Do you blow up at your spouse? Do you whine or nag them? Learning how to gently correct your spouse can ease your marriage and make both of your lives so much more stress-free.
The corrector makes the rules. It is human tradition for parents to make rules and to enforce them. It is human tradition for people to enforce the laws which they have created to govern themselves. And these are precisely the reasons why you should never correct your spouse in public or in front of others. People do not mind being corrected, so much as they mind being usurped by someone who is their equal. Do not correct your spouse in public, for that sends both a public and a private announcement to everyone that you enforce the rules, and therefore you make the rules.
Non-emotional. Emotions bring a level of drama and heightened energy which cannot easily be undone. It does not matter which end of the spectrum you are working from. If you are a domineering jerk, then the emotions contributed are contempt, pride, narcissism, and belittlement. If you are a sniveling, apologetic doormat, then the emotions contributed are fear, submission, cowardice and servant-like qualities. Either way, your spouse will feel like a small mouse or like a barbarian.

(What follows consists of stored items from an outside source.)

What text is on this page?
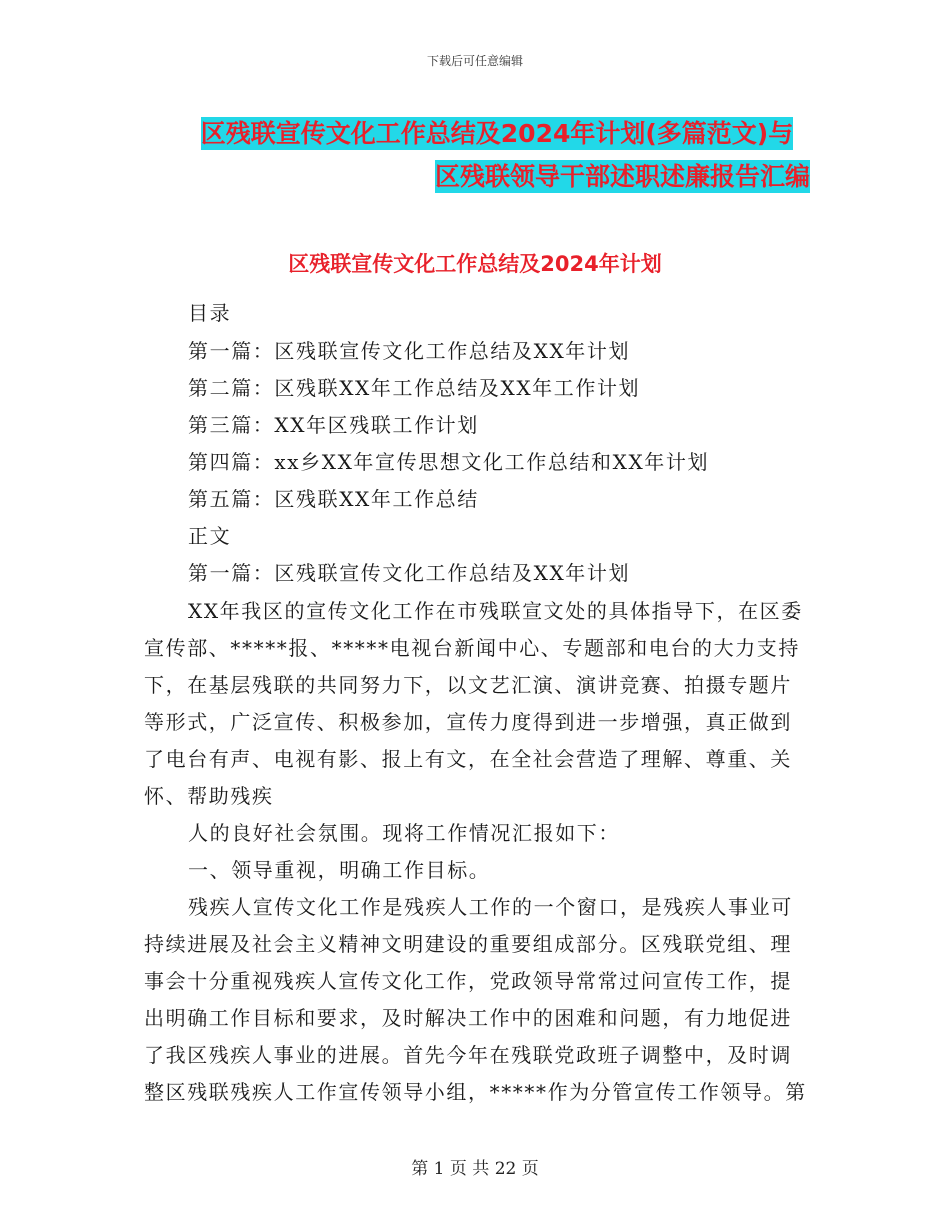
下载后可任意编辑
区残联宣传文化工作总结及2024年计划(多篇范文)与
区残联领导干部述职述廉报告汇编
区残联宣传文化工作总结及2024年计划
目录
第一篇：区残联宣传文化工作总结及XX年计划
第二篇：区残联XX年工作总结及XX年工作计划
第三篇：XX年区残联工作计划
第四篇：xx乡XX年宣传思想文化工作总结和XX年计划
第五篇：区残联XX年工作总结
正文
第一篇：区残联宣传文化工作总结及XX年计划
XX年我区的宣传文化工作在市残联宣文处的具体指导下，在区委
宣传部、*****报、*****电视台新闻中心、专题部和电台的大力支持
下，在基层残联的共同努力下，以文艺汇演、演讲竞赛、拍摄专题片
等形式，广泛宣传、积极参加，宣传力度得到进一步增强，真正做到
了电台有声、电视有影、报上有文，在全社会营造了理解、尊重、关
怀、帮助残疾
人的良好社会氛围。现将工作情况汇报如下：
一、领导重视，明确工作目标。
残疾人宣传文化工作是残疾人工作的一个窗口，是残疾人事业可
持续进展及社会主义精神文明建设的重要组成部分。区残联党组、理
事会十分重视残疾人宣传文化工作，党政领导常常过问宣传工作，提
出明确工作目标和要求，及时解决工作中的困难和问题，有力地促进
了我区残疾人事业的进展。首先今年在残联党政班子调整中，及时调
整区残联残疾人工作宣传领导小组，*****作为分管宣传工作领导。第
第 1 页 共 22 页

Whining, nagging and complaining bring emotions of discontentment, dissatisfaction, childishness, incompetency and immaturity.
What is the alternative? Before you correct your spouse, you need to separate yourself completely from your emotion, bitterness and resentment. This may actually make some problems disappear entirely. Often, words are left unspoken and resentment builds because the problem continues and you are left feeling out of control. After you have identified any personal issues which may be clouding your judgment, you must perform a step which often seems unnecessary. This step is to confirm what you believe is going on. It does not matter how sure you are of yourself, you must sit down with your spouse and ask them questions to make sure that their opinion, viewpoint or position is clearly defined. This will wipe out a whole new set of misunderstandings. Now you are ready to begin correction.

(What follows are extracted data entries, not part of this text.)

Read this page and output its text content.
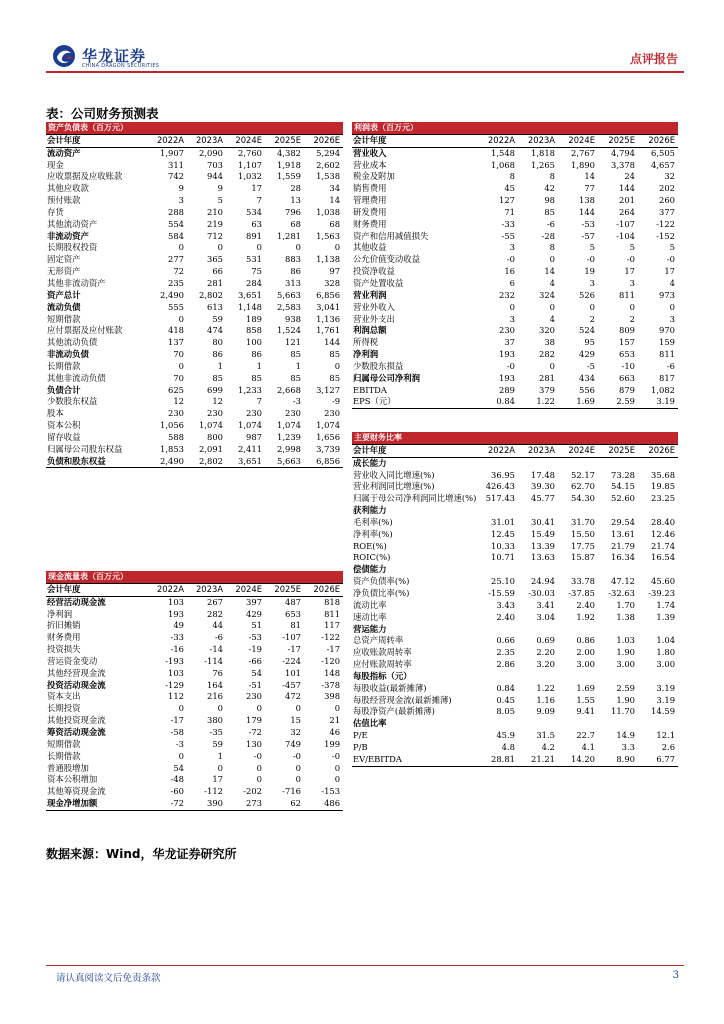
华龙证券
CHINA DRAGON SECURITIES	点评报告
表：公司财务预测表
资产负债表（百万元）					
会计年度	2022A	2023A	2024E	2025E	2026E
流动资产	1,907	2,090	2,760	4,382	5,294
现金	311	703	1,107	1,918	2,602
应收票据及应收账款	742	944	1,032	1,559	1,538
其他应收款	9	9	17	28	34
预付账款	3	5	7	13	14
存货	288	210	534	796	1,038
其他流动资产	554	219	63	68	68
非流动资产	584	712	891	1,281	1,563
长期股权投资	0	0	0	0	0
固定资产	277	365	531	883	1,138
无形资产	72	66	75	86	97
其他非流动资产	235	281	284	313	328
资产总计	2,490	2,802	3,651	5,663	6,856
流动负债	555	613	1,148	2,583	3,041
短期借款	0	59	189	938	1,136
应付票据及应付账款	418	474	858	1,524	1,761
其他流动负债	137	80	100	121	144
非流动负债	70	86	86	85	85
长期借款	0	1	1	1	0
其他非流动负债	70	85	85	85	85
负债合计	625	699	1,233	2,668	3,127
少数股东权益	12	12	7	-3	-9
股本	230	230	230	230	230
资本公积	1,056	1,074	1,074	1,074	1,074
留存收益	588	800	987	1,239	1,656
归属母公司股东权益	1,853	2,091	2,411	2,998	3,739
负债和股东权益	2,490	2,802	3,651	5,663	6,856
现金流量表（百万元）					
会计年度	2022A	2023A	2024E	2025E	2026E
经营活动现金流	103	267	397	487	818
净利润	193	282	429	653	811
折旧摊销	49	44	51	81	117
财务费用	-33	-6	-53	-107	-122
投资损失	-16	-14	-19	-17	-17
营运资金变动	-193	-114	-66	-224	-120
其他经营现金流	103	76	54	101	148
投资活动现金流	-129	164	-51	-457	-378
资本支出	112	216	230	472	398
长期投资	0	0	0	0	0
其他投资现金流	-17	380	179	15	21
筹资活动现金流	-58	-35	-72	32	46
短期借款	-3	59	130	749	199
长期借款	0	1	-0	-0	-0
普通股增加	54	0	0	0	0
资本公积增加	-48	17	0	0	0
其他筹资现金流	-60	-112	-202	-716	-153
现金净增加额	-72	390	273	62	486
利润表（百万元）					
会计年度	2022A	2023A	2024E	2025E	2026E
营业收入	1,548	1,818	2,767	4,794	6,505
营业成本	1,068	1,265	1,890	3,378	4,657
税金及附加	8	8	14	24	32
销售费用	45	42	77	144	202
管理费用	127	98	138	201	260
研发费用	71	85	144	264	377
财务费用	-33	-6	-53	-107	-122
资产和信用减值损失	-55	-28	-57	-104	-152
其他收益	3	8	5	5	5
公允价值变动收益	-0	0	-0	-0	-0
投资净收益	16	14	19	17	17
资产处置收益	6	4	3	3	4
营业利润	232	324	526	811	973
营业外收入	0	0	0	0	0
营业外支出	3	4	2	2	3
利润总额	230	320	524	809	970
所得税	37	38	95	157	159
净利润	193	282	429	653	811
少数股东损益	-0	0	-5	-10	-6
归属母公司净利润	193	281	434	663	817
EBITDA	289	379	556	879	1,082
EPS（元）	0.84	1.22	1.69	2.59	3.19
主要财务比率					
会计年度	2022A	2023A	2024E	2025E	2026E
成长能力					
营业收入同比增速(%)	36.95	17.48	52.17	73.28	35.68
营业利润同比增速(%)	426.43	39.30	62.70	54.15	19.85
归属于母公司净利润同比增速(%)	517.43	45.77	54.30	52.60	23.25
获利能力					
毛利率(%)	31.01	30.41	31.70	29.54	28.40
净利率(%)	12.45	15.49	15.50	13.61	12.46
ROE(%)	10.33	13.39	17.75	21.79	21.74
ROIC(%)	10.71	13.63	15.87	16.34	16.54
偿债能力					
资产负债率(%)	25.10	24.94	33.78	47.12	45.60
净负债比率(%)	-15.59	-30.03	-37.85	-32.63	-39.23
流动比率	3.43	3.41	2.40	1.70	1.74
速动比率	2.40	3.04	1.92	1.38	1.39
营运能力					
总资产周转率	0.66	0.69	0.86	1.03	1.04
应收账款周转率	2.35	2.20	2.00	1.90	1.80
应付账款周转率	2.86	3.20	3.00	3.00	3.00
每股指标（元）					
每股收益(最新摊薄)	0.84	1.22	1.69	2.59	3.19
每股经营现金流(最新摊薄)	0.45	1.16	1.55	1.90	3.19
每股净资产(最新摊薄)	8.05	9.09	9.41	11.70	14.59
估值比率					
P/E	45.9	31.5	22.7	14.9	12.1
P/B	4.8	4.2	4.1	3.3	2.6
EV/EBITDA	28.81	21.21	14.20	8.90	6.77
数据来源：Wind，华龙证券研究所
请认真阅读文后免责条款	3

Never allow the subject to be about them, as much as you can make this happen. If the roof needs fixed, talk about home repairs and what you can do to help out or free up some time for them so that they can get the job done. If it is much more personal and a question of inappropriate flirting, then you must still excuse their behavior, assuming that they did not mean to hurt you. “Hey Jeff, I know you are always outgoing and charming to everyone around you, so you may not have realized how this affects me, but I thought your interaction with Kelly had a little too much flirting in it. Again, I know you are like that with everyone, so I know you did not mean to cause any trouble. I just wanted to make you aware of my perspective.”
Make sure that you are not coming across as accusative, but rather as informative and clear-headed. This will go a long way toward building a much less stressful relationship.